I sometimes wonder just what Mary was doing when the angel Gabriel appeared. Was she out for a long walk in the hills? Stopping to rest for a moment while hauling a heavy water jar from the village well? Or was she in the kitchen? Luke’s gospel tells us nothing. Whatever she had planned for that moment, for that day, I’m almost certain she did not imagine an angelic visitation.
“How can this be?” she asked Gabriel. I can almost hear her thoughts, “What are you doing here, in my kitchen, on this hillside, on the cool damp steps up from the well? Right now?”
Years ago, a friend told me about her then very young daughter’s reaction to this story. Her daughter wondered, not about Mary’s reaction, but about her own, turning around the thought that an angel might yet appear to her crying, “Hail, Heather!”
At the time, I found it a charming story, but perhaps Heather was right, we shouldn’t be so quick to dismiss the possibility of such encounters. In his book “What is contemplation?” Trappist monk Thomas Merton blithely reminds us that while we might be tempted to think of the gift of mystical prayer — of God’s invitation to stillness within Him — is reserved for the holiest few, it is rather “part of the normal equipment of Christian sanctity.”

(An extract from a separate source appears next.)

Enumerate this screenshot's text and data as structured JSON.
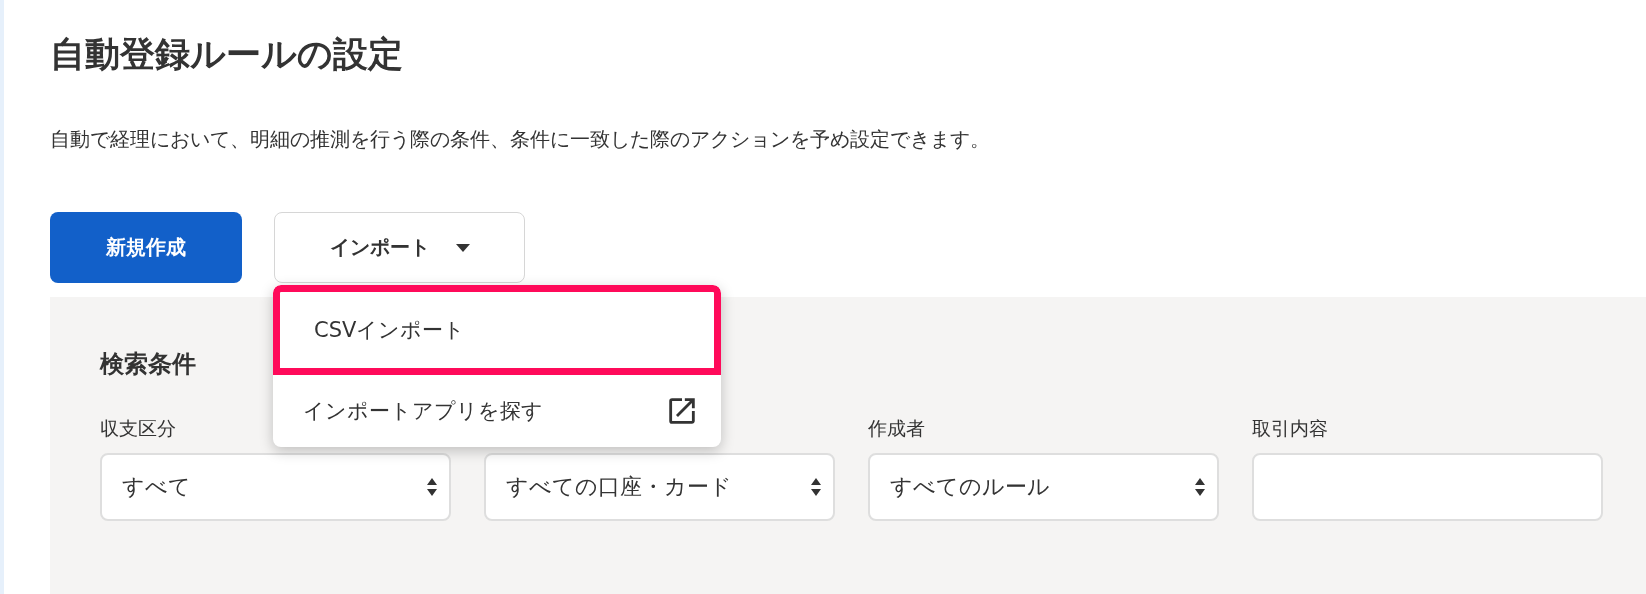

It’s a daunting thought, that God might invite us at times to experience his love so deeply, to be overshadowed as Mary was by the Holy Spirit when we least expect it. While in the kitchen, or walking down the hill by the elementary school. How can this be?
If we imagine such encounters at all, I suspect we envision ourselves in a serene chapel, composed in prayer, alone with God. But as Madeleine L’Engle points out in her essay “The Icon Tree,” Jesus did not go looking for disciples in the synagogues. Instead he called them from beaches and street corners and kitchens, while they were about the tasks of daily life: fishing and making dinner.
I imagine that none of us is expecting such encounters with God’s Holy Spirit, but the response of Mary and of the disciples to these un-looked-for visits, offers us a window into our response. How can this be? As Gabriel says to Mary, grace. God’s own gift of Himself to us, set within us, which spills over into the lives of those around us.
These are experiences that have the potential to change us, even if they do not change the external circumstances of our lives. The daily remains. The disciples still worked their nets after the resurrection; Peter’s mother-in-law surely kept preparing meals.
Like Mary and the disciples, I think we encounter God, perhaps less eventfully but no less certainly, in the midst of our everyday lives. Could it be that we are called to be ordinary mystics, that we ought to pray for this gift and long for it? The answer is obvious, says Merton: Yes.